It was horrible information for on line casino inventory Penn National Gaming (NASDAQ:PENN) this morning after it launched its earnings report. The information proved a disaster as traders cashed of their collective chips and took practically 13% of Penn’s market cap with them in Thursday morning’s buying and selling.
The basic numbers had been dangerous sufficient on their very own. Penn posted a non-GAAP earnings per share determine of -$1.75. Analysts had been anticipating a loss, however nowhere close to so pronounced; the analyst consensus seemed for -$0.57.
It bought worse from there; Penn posted income of $1.4 billion. That by itself wouldn’t be dangerous information. In reality, that quantity could be welcome at many firms. But for Penn National, it was one other catastrophe, because it was wanting analyst projections calling for $1.53 billion. It additionally represented an 11.9% shortfall in opposition to the fourth quarter of 2022.

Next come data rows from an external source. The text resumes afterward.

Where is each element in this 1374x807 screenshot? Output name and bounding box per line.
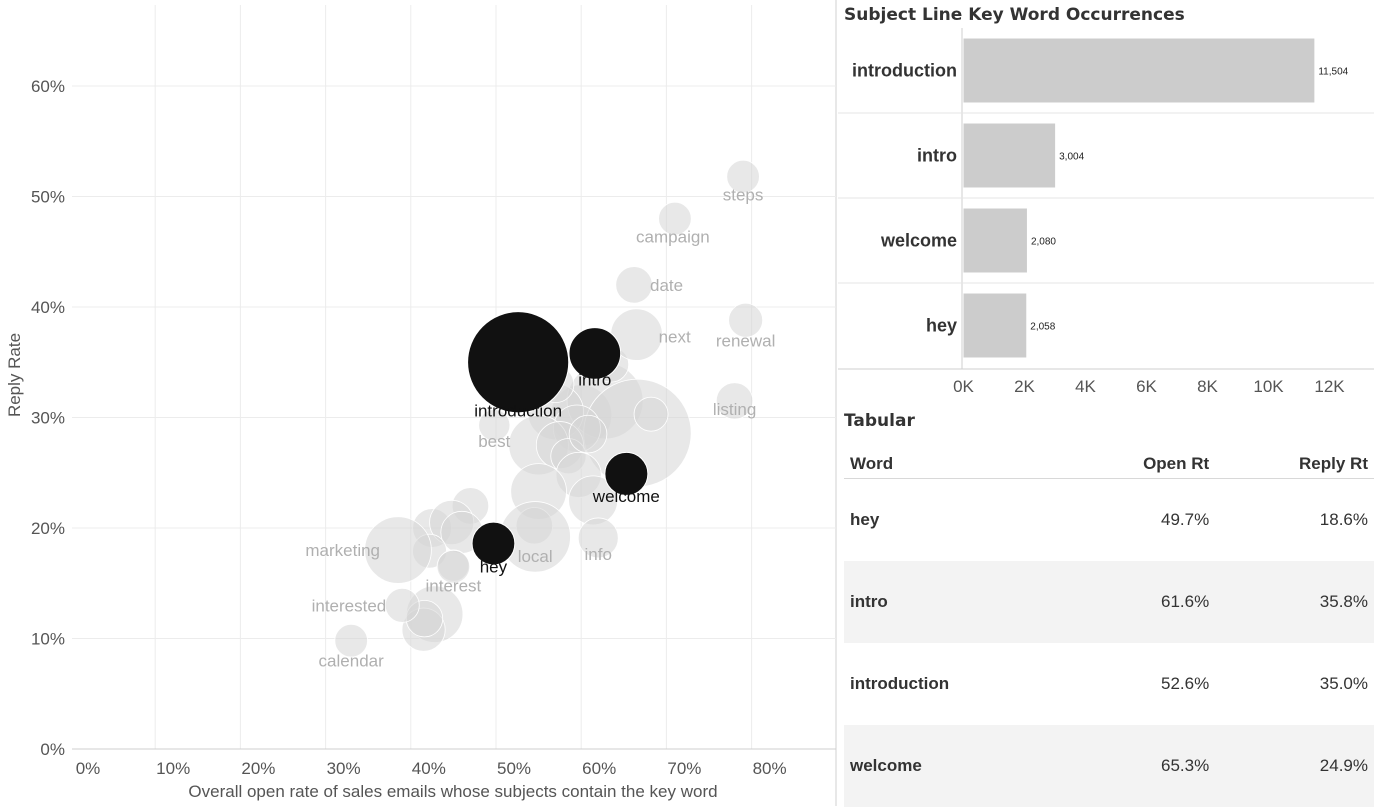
plot-area <box>72 5 836 749</box>
table-cell-word: hey <box>844 479 1062 562</box>
bar-value-label: 2,058 <box>1030 322 1055 333</box>
bar-category-label: welcome <box>880 231 957 251</box>
bar-x-tick-label: 8K <box>1197 377 1218 396</box>
highlight-label-hey: hey <box>480 557 508 576</box>
table-cell-word: intro <box>844 561 1062 643</box>
bubble <box>569 415 607 453</box>
x-tick-label: 60% <box>582 759 616 778</box>
column-header-word: Word <box>844 450 1062 479</box>
highlight-bubble-introduction <box>468 312 569 413</box>
bar-introduction <box>964 39 1315 103</box>
y-tick-label: 50% <box>31 188 65 207</box>
table-cell-word: welcome <box>844 725 1062 807</box>
bubble-label-date: date <box>650 276 683 295</box>
bar-intro <box>964 124 1056 188</box>
y-tick-label: 0% <box>40 740 65 759</box>
bar-value-label: 11,504 <box>1318 67 1348 78</box>
highlight-label-introduction: introduction <box>474 401 562 420</box>
bubble-interested <box>385 588 419 622</box>
x-axis-title: Overall open rate of sales emails whose … <box>188 782 717 801</box>
table-row: welcome 65.3% 24.9% <box>844 725 1374 807</box>
bubble-label-info: info <box>585 545 612 564</box>
bar-category-label: introduction <box>852 61 957 81</box>
x-tick-label: 0% <box>76 759 101 778</box>
bar-value-label: 2,080 <box>1031 237 1056 248</box>
bar-x-tick-label: 4K <box>1075 377 1096 396</box>
bar-x-tick-label: 0K <box>953 377 974 396</box>
table-cell-open-rate: 52.6% <box>1062 643 1215 725</box>
bubble-label-calendar: calendar <box>319 652 385 671</box>
bar-x-tick-label: 6K <box>1136 377 1157 396</box>
bubble-label-interested: interested <box>312 596 387 615</box>
tabular-table: Word Open Rt Reply Rt hey 49.7% 18.6% in… <box>844 450 1374 807</box>
x-tick-label: 50% <box>497 759 531 778</box>
x-tick-label: 40% <box>412 759 446 778</box>
table-cell-reply-rate: 35.0% <box>1215 643 1374 725</box>
column-header-reply-rate: Reply Rt <box>1215 450 1374 479</box>
bubble-label-campaign: campaign <box>636 228 710 247</box>
y-axis-title: Reply Rate <box>5 333 24 417</box>
table-cell-reply-rate: 24.9% <box>1215 725 1374 807</box>
table-cell-reply-rate: 18.6% <box>1215 479 1374 562</box>
bubble-date <box>616 267 653 304</box>
table-row: intro 61.6% 35.8% <box>844 561 1374 643</box>
table-title: Tabular <box>844 411 915 431</box>
bar-category-label: hey <box>926 316 957 336</box>
bar-x-tick-label: 2K <box>1014 377 1035 396</box>
bubble-label-renewal: renewal <box>716 331 776 350</box>
bubble-label-marketing: marketing <box>305 541 380 560</box>
highlight-label-intro: intro <box>578 370 611 389</box>
y-tick-label: 40% <box>31 298 65 317</box>
x-tick-label: 20% <box>241 759 275 778</box>
bar-category-label: intro <box>917 146 957 166</box>
bar-chart: introduction 11,504 intro 3,004 welcome 2,080… <box>838 0 1374 406</box>
bubble-label-best: best <box>478 432 510 451</box>
x-tick-label: 80% <box>753 759 787 778</box>
table-cell-reply-rate: 35.8% <box>1215 561 1374 643</box>
bar-welcome <box>964 209 1027 273</box>
x-tick-label: 30% <box>327 759 361 778</box>
y-tick-label: 10% <box>31 630 65 649</box>
table-cell-open-rate: 61.6% <box>1062 561 1215 643</box>
bubble-label-next: next <box>659 328 691 347</box>
x-tick-label: 70% <box>667 759 701 778</box>
bar-hey <box>964 294 1027 358</box>
bubble-label-steps: steps <box>723 186 764 205</box>
table-cell-open-rate: 49.7% <box>1062 479 1215 562</box>
table-row: introduction 52.6% 35.0% <box>844 643 1374 725</box>
bubble <box>634 397 668 431</box>
y-tick-label: 20% <box>31 519 65 538</box>
bubble-label-local: local <box>518 547 553 566</box>
column-header-open-rate: Open Rt <box>1062 450 1215 479</box>
bar-x-tick-label: 10K <box>1253 377 1284 396</box>
table-header-row: Word Open Rt Reply Rt <box>844 450 1374 479</box>
y-tick-label: 30% <box>31 409 65 428</box>
bar-value-label: 3,004 <box>1059 152 1084 163</box>
bubble-label-listing: listing <box>713 400 756 419</box>
table-cell-word: introduction <box>844 643 1062 725</box>
y-tick-label: 60% <box>31 77 65 96</box>
table-cell-open-rate: 65.3% <box>1062 725 1215 807</box>
x-tick-label: 10% <box>156 759 190 778</box>
bubble-label-interest: interest <box>426 577 482 596</box>
table-row: hey 49.7% 18.6% <box>844 479 1374 562</box>
bubble-chart: 0%10%20%30%40%50%60%70%80%90%0%10%20%30%… <box>0 0 838 806</box>
bar-x-tick-label: 12K <box>1314 377 1345 396</box>
highlight-label-welcome: welcome <box>592 487 660 506</box>
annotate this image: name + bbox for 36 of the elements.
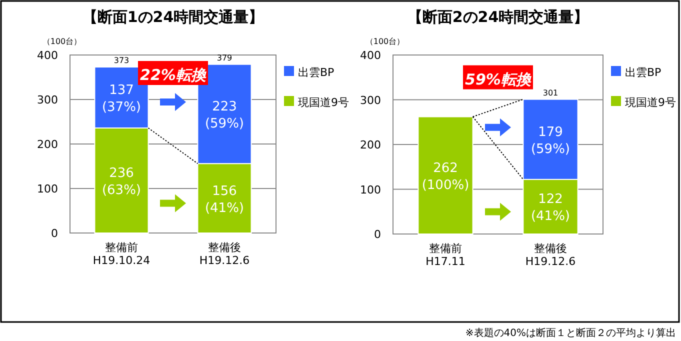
chart-title: 【断面2の24時間交通量】 (407, 8, 589, 26)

Fueling an Expansion Takes Resources
Much of the issue stems again to Penn’s recent funding in ESPN Bet. Revenue could have been down—primarily by way of the Northeast and South segments—however the West and the Midwest had been each on the rise. However, the Interactive section slipped significantly, fueled by a rebranding of Barstool. It additionally put rather a lot into ESPN Bet, however Penn expects that funding to make up for misplaced time in an enormous approach as soon as North Carolina and New York come into play. Penn reported “…tremendous download volumes…” from the app’s launch and in the end appears to be like for ESPN Bet to achieve about 46% of the web sports activities betting market.
Is Penn National a Good Stock to Buy?
Turning to Wall Street, analysts have a Moderate Buy consensus ranking on PENN inventory based mostly on 4 Buys and 9 Holds assigned previously three months, as indicated by the graphic under. After a 39.26% loss in its share value over the previous 12 months, the typical PENN value goal of $29.08 per share implies 47.88% upside potential.